Data are expressed as mean±standard error values (n=3). Mean with different letters in each column are significantly different (p<0.05) by Duncan’s multiple range test.
α-Glucosidase inhibitory activity of BJE
α-Glucosidase is the digestive enzyme in the brush-border membrane of small bowel and hydrolyzes disaccharides and polysaccharides into monosaccharides which is the absorbable form of carbohydrates (41). α-Glucosidase inhibitory substances may prevent the increase of blood glucose level after a carbohydrate intake diet. Fig. 3 shows the results of α-glucosidase inhibitory activity of black jujube at the concentration of 3.33 mg/mL according to the aging periods. Overall, the levels of α-glucosidase inhibitory activity were superior in the 70% ethanol extract compared to the water extract. Dried jujube in the water extract and 70% ethanol extract showed the inhibitory activity of 17.04% and 65.7%, respectively. As the aging progressed, the inhibitory activity level of 70% EtOH extract increased to 80.69% and after 72 hr. Hwang et al. (42) reported that the fraction isolated from the fructose-tyrosine Maillard reaction products showed strong α-glucosidase inhibitory activity. Thus, higher α-glucosidase inhibitory activity of black jujube may be related to the HMF compound which is highly extracted with 70% ethanol. Furthermore, tannins, condensed tannins and related polyphenols showed the inhibitory effects of enzymes such as xanthine oxidase. The inhibitory activity of several oligomeric hydrolyzable tanins seemed particularly low, and the degree of polymerization in proanthocyanidins was also shown to remarkably affect the strength of the inhibition (43). In addition, water soluble Maillard polymers were prepared from HMF, glucose and amino acids (44). Thus, polyphenols in jujube seem to be polymerized during the Maillard reaction and their compounds may affect enzyme activity.
Shin et al. (45) reported that α-glucosidase inhibitory activity levels of the water extract of browned garlic made by hot-air drying for 30 hr at 80°C were not much different at the concentration level less than 2.5 mg/mL; but, the inhibitory activity levels increased up to 22.22% depending on the concentration level above 2.5 mg/mL. In addition, they also reported that α-glucosidase inhibitory activities of fresh garlic, red garlic and black garlic extracts were measured at 21.23%, 21.54% and 37.84%, respectively, at the concentration of 2 mg/mL, indicating the inhibitory effect due to the increase of browning substances (46).

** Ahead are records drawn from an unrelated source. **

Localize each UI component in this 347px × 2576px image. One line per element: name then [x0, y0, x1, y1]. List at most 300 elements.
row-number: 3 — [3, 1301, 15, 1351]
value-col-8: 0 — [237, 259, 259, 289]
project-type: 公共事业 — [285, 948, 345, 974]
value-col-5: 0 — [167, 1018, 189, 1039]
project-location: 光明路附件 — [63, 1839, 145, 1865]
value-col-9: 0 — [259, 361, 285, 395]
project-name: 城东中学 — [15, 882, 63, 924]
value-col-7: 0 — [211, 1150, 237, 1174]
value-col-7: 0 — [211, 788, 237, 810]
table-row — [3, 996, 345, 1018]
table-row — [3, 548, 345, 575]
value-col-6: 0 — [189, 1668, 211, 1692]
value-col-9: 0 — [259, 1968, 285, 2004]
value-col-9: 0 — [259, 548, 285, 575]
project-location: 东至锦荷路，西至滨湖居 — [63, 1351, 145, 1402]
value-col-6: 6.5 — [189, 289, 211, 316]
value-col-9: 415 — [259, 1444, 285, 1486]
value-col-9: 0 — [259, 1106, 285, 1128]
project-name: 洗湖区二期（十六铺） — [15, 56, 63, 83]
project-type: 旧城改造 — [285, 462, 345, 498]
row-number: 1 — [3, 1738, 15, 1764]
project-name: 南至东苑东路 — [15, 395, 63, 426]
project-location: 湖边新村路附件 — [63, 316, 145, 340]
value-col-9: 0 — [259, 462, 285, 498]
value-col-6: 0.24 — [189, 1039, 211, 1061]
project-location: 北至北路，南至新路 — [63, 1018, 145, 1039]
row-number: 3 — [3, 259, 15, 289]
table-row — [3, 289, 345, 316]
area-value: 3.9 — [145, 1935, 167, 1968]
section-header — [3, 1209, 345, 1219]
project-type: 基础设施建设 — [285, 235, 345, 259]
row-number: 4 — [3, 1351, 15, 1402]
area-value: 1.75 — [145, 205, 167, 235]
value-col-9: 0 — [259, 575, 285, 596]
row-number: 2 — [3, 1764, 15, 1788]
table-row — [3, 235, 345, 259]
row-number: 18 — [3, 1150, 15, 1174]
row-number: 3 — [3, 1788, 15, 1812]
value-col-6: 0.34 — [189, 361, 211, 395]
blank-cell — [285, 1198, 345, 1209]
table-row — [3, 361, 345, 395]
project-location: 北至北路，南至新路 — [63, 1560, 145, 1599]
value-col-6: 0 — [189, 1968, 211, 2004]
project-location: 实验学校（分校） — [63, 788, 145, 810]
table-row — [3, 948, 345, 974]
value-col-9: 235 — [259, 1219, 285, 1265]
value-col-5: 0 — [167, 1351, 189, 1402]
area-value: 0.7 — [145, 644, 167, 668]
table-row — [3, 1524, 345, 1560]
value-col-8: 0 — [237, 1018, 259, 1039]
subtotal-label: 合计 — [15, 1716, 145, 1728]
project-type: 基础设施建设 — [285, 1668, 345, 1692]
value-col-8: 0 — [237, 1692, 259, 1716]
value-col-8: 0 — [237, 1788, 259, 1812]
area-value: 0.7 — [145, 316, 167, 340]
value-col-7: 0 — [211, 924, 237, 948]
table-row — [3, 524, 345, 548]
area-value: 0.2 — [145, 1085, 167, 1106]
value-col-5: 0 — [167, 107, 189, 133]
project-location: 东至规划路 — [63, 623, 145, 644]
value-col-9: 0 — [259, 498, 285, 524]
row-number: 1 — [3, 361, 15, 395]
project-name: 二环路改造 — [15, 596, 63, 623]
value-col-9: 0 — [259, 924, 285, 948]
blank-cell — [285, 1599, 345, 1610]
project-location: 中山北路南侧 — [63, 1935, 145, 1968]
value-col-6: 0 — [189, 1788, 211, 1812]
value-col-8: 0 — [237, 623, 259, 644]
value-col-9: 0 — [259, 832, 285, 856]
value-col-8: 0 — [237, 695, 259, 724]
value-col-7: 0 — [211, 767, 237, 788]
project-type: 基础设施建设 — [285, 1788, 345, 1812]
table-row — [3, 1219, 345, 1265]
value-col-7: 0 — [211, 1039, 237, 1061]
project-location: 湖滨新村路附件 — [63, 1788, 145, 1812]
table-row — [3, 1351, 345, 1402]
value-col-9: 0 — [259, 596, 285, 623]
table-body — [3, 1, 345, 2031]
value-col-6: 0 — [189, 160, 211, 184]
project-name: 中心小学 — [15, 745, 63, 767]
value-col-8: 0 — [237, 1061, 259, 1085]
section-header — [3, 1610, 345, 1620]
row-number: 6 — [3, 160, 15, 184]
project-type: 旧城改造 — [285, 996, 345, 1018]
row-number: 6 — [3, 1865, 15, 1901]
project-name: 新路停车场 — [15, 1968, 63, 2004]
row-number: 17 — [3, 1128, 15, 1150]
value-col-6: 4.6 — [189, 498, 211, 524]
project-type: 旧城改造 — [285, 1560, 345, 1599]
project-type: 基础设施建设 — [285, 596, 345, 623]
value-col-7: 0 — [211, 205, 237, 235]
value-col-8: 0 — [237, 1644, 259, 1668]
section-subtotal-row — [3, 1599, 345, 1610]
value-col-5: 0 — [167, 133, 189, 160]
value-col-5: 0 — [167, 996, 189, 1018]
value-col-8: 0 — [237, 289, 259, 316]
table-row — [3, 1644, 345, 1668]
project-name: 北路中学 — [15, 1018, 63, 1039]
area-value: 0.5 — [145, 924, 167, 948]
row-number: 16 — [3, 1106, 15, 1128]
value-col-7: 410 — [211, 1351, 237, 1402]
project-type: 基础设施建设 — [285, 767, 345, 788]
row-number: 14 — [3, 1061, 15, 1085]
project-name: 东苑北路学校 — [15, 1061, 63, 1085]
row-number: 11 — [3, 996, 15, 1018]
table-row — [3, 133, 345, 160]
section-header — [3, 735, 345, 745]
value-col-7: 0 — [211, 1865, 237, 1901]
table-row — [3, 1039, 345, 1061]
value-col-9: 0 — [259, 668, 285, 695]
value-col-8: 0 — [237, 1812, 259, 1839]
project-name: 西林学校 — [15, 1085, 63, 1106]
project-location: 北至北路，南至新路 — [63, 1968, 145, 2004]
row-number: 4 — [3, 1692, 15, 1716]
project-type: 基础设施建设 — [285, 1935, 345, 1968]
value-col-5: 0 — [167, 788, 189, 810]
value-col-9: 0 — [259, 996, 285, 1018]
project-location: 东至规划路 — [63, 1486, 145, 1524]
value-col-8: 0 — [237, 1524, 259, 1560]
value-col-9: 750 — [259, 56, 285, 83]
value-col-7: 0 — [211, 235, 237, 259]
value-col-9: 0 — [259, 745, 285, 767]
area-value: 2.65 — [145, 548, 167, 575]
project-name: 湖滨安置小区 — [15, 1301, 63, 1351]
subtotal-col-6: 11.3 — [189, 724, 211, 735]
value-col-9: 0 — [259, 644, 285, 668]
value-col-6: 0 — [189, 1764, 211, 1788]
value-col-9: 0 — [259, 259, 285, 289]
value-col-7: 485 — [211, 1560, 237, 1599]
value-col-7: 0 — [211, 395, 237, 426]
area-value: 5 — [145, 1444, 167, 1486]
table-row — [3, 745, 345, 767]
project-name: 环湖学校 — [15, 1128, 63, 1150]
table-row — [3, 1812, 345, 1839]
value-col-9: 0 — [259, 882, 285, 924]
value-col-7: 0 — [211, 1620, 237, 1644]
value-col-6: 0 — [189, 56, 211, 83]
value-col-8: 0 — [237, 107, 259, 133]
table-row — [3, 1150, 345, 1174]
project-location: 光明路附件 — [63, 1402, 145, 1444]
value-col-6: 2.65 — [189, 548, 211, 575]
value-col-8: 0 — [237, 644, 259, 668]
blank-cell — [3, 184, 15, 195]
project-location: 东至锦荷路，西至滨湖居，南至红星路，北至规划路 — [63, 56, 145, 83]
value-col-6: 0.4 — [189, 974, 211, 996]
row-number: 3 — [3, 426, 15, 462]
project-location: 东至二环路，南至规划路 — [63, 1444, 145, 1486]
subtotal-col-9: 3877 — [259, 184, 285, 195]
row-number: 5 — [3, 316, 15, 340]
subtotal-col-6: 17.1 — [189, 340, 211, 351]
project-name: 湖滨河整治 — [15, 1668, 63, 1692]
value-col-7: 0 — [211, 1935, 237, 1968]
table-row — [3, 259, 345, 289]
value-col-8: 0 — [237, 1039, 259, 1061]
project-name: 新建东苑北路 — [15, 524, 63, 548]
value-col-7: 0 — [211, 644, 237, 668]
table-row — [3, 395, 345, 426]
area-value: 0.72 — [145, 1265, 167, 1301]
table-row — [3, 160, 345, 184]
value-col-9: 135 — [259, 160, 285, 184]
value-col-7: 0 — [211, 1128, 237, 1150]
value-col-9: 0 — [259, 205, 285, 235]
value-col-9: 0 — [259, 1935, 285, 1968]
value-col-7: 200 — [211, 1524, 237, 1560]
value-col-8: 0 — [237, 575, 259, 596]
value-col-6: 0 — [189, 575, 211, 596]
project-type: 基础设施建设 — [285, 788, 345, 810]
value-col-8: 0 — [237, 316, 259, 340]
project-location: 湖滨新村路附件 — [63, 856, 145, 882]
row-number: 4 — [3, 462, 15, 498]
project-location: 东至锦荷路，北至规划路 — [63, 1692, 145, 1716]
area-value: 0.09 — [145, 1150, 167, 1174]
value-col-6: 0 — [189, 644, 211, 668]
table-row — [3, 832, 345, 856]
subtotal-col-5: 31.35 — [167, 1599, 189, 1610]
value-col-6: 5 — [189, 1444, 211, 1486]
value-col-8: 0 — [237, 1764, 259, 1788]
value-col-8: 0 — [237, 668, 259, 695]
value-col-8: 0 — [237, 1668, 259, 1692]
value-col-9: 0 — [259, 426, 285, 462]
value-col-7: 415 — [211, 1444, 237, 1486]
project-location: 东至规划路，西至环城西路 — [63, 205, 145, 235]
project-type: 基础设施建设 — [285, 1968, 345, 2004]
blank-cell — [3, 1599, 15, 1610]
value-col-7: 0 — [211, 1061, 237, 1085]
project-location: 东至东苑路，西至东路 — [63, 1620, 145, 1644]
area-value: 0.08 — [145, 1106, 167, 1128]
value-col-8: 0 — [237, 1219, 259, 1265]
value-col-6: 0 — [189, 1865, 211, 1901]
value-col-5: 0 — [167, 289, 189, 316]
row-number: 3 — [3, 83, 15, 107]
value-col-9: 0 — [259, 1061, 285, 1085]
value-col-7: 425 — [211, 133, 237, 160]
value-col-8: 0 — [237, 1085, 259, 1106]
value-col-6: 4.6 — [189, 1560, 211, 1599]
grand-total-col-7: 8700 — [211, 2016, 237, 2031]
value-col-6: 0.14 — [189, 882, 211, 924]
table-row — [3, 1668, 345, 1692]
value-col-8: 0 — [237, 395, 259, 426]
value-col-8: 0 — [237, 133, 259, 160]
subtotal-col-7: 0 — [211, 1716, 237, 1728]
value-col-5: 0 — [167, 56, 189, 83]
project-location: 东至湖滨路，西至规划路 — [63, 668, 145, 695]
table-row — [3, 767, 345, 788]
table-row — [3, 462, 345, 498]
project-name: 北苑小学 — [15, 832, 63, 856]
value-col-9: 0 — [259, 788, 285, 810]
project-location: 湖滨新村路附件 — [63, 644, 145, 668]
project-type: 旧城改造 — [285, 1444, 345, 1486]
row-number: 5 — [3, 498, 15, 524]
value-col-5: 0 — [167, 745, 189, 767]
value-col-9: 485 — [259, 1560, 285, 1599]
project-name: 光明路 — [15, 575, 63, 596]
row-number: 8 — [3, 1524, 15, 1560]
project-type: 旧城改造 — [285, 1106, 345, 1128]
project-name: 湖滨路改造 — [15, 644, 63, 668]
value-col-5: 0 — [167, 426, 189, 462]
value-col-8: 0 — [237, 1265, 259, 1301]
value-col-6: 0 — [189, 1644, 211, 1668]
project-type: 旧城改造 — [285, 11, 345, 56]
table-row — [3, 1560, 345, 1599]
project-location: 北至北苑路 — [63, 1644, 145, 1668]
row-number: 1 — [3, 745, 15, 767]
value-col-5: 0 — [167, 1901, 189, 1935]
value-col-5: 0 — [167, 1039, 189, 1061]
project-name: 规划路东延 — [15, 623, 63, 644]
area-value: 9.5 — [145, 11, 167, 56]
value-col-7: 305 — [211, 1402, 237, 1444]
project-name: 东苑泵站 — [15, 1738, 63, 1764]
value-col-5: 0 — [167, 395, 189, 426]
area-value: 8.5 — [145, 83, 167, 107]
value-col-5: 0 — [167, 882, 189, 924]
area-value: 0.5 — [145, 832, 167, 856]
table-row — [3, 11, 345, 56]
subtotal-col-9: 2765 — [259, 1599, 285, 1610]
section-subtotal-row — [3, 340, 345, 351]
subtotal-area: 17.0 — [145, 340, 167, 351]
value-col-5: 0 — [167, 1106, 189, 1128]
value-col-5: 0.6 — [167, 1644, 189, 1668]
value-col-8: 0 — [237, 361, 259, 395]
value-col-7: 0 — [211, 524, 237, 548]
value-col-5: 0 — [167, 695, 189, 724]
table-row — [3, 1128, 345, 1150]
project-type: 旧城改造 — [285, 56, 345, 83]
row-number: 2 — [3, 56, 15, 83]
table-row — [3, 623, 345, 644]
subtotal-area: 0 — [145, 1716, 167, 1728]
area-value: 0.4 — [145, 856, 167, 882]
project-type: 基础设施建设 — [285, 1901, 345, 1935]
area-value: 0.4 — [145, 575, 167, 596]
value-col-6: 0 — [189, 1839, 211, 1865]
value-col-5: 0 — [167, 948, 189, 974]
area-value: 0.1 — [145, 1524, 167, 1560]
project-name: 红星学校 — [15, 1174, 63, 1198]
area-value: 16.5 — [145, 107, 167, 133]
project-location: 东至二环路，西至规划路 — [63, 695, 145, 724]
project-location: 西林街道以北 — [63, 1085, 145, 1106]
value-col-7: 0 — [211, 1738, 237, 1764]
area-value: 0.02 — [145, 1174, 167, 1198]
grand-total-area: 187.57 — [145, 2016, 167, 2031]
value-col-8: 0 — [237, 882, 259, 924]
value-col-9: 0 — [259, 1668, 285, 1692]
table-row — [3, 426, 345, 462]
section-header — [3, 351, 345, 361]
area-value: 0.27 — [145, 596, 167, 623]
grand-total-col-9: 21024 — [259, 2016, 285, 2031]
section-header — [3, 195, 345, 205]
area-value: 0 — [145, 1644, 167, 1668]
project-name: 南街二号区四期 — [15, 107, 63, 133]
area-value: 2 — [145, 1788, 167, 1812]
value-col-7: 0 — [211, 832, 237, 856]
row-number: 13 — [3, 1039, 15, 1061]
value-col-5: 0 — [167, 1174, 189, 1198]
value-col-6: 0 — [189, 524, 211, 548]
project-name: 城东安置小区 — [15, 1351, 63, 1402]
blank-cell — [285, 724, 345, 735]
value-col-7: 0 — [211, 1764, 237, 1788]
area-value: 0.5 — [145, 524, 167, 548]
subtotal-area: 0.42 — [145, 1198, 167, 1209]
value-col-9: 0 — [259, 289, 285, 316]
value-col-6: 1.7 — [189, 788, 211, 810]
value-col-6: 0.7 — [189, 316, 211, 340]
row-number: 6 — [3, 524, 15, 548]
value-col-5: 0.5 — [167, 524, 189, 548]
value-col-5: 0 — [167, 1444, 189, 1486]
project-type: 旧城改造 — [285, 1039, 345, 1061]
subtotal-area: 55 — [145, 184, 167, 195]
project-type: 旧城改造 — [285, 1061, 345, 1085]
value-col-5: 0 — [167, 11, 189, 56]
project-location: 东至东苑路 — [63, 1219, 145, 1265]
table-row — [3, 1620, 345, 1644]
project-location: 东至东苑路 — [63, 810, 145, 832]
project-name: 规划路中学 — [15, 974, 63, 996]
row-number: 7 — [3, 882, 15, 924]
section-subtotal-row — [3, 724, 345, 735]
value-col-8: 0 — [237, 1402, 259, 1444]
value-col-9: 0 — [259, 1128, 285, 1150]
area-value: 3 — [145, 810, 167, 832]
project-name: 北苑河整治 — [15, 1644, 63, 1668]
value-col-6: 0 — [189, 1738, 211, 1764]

In diabetes, free radicals can be generated by auto-oxidation of glucose and various oxidative stresses and can result in tissue damage (47). Recently, an increasing effort exists to identify α-glucosidase inhibitors from natural materials (41). Therefore, managing diabetes milletus may be more effective when both α-glucosidase inhibitory activity and anti-oxidative activity levels in black jujube are increased. Conclusively, aged black jujube could be a valuable ingredient to help alleviate diabetes milletus indirectly. Furthermore, black jujube produced by aging for 2 days could be a natural food ingredient substituting for caramel pigment as well as providing palatable taste.
Acknowledgments
This research was financially supported by the Ministry of Education, Science Technology (MEST) and National Research Foundation of Korea (NRF) through the Human Resource Training Project for Regional Innovation and supported (in part) by High Value-added Food Technology Development Program, Ministry for Food, Agriculture Forestry and Fisheries, Republic of Korea.